Semua anggota Dewan Perwakilan Rakyat Daerah (DPRD) Bantul periode 2014-2019 bakal menerima uang jasa pengabdian atau pesangon dengan total sebesar sekitar Rp430 juta. Uang pesangon akan diberikan setelah pelantikan anggota DPRD Periode 2019-2024 pada pertengahan bulan ini.

Sekretaris DPRD Bantul, Prapto Nugroho mengatakan uang jasa pengabdian diberikan kepada semua anggota DPRD Bantul baik yang terpilih kembali dalam pemilihan legislatif 2019 lalu ataupun tidak, sebagai bentuk penghargaan atas jasanyayang sudah mengabdi sebagai wakil rakyat selama lima tahun. “Istilahnya pesangon,” kata Nugroho, saat ditemui di DPRD Bantul, Senin (5/8).

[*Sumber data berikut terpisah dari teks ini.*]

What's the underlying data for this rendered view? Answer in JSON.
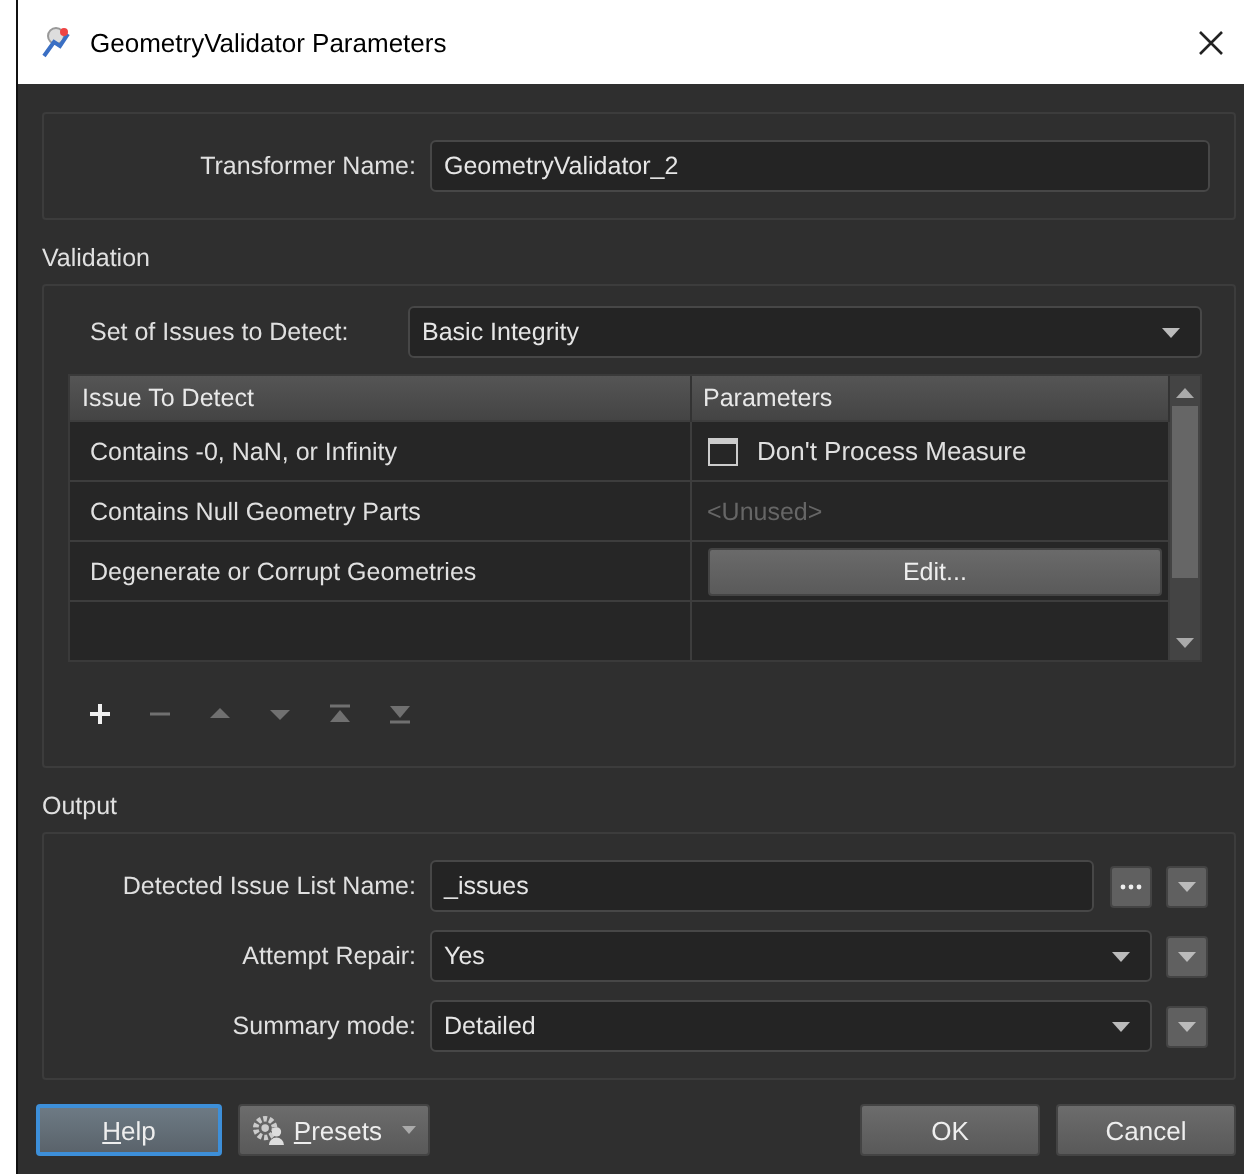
{
  "window": {
    "title": "GeometryValidator Parameters"
  },
  "transformer_name": {
    "label": "Transformer Name:",
    "value": "GeometryValidator_2"
  },
  "validation": {
    "title": "Validation",
    "set_of_issues": {
      "label": "Set of Issues to Detect:",
      "value": "Basic Integrity"
    },
    "table": {
      "columns": [
        "Issue To Detect",
        "Parameters"
      ],
      "rows": [
        {
          "issue": "Contains -0, NaN, or Infinity",
          "parameter": {
            "kind": "checkbox",
            "label": "Don't Process Measure",
            "checked": false
          }
        },
        {
          "issue": "Contains Null Geometry Parts",
          "parameter": {
            "kind": "unused",
            "text": "<Unused>"
          }
        },
        {
          "issue": "Degenerate or Corrupt Geometries",
          "parameter": {
            "kind": "button",
            "label": "Edit..."
          }
        }
      ]
    },
    "tools": [
      {
        "kind": "add",
        "disabled": false
      },
      {
        "kind": "remove",
        "disabled": true
      },
      {
        "kind": "up",
        "disabled": true
      },
      {
        "kind": "down",
        "disabled": true
      },
      {
        "kind": "top",
        "disabled": true
      },
      {
        "kind": "bottom",
        "disabled": true
      }
    ]
  },
  "output": {
    "title": "Output",
    "fields": [
      {
        "kind": "text",
        "label": "Detected Issue List Name:",
        "value": "_issues"
      },
      {
        "kind": "dropdown",
        "label": "Attempt Repair:",
        "value": "Yes"
      },
      {
        "kind": "dropdown",
        "label": "Summary mode:",
        "value": "Detailed"
      }
    ]
  },
  "buttons": [
    {
      "kind": "help",
      "label": "Help",
      "focused": true
    },
    {
      "kind": "presets",
      "label": "Presets",
      "focused": false
    },
    {
      "kind": "ok",
      "label": "OK",
      "focused": false
    },
    {
      "kind": "cancel",
      "label": "Cancel",
      "focused": false
    }
  ]
}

Prapto mengatakan nominal uang jasa pengabdian tersebut diberikan kepada seluruh anggota DPRD Bantul yang jumlahnya mencapai 45 orang. Nominal yang berbeda, kata dia, diberikan khusus kepada pimpinan Dewan.

Tertinggi adalah Ketua DPRD mendapat enam kali uang representasi atau enam kali Rp2,1 juta (gaji per bulan); tiga orang wakil ketua DPRD menerima enam kali Rp1,6 juta. “Untuk anggota sebesar enam kali Rp1,5 juta,” ucap Prapto.

Khusus untuk anggota DPRD Bantul melalui pergantian antar waktu (PAW), imbuh dia, besarannya disesuaikan dengan masa kerja. “Kalau masa kerjanya baru setahun maka besarannya hanya satu kali representasi,” kata Prapto.

Pemberian uang jasa pengabdian itu juga diklaim Prapto tidak menyalahi aturan karena sudah ada memilikipayung hukum, yakni PP No.18/2017 tentang Hak Keuangan dan Administrasi Pimpinan dan Anggota DPRD.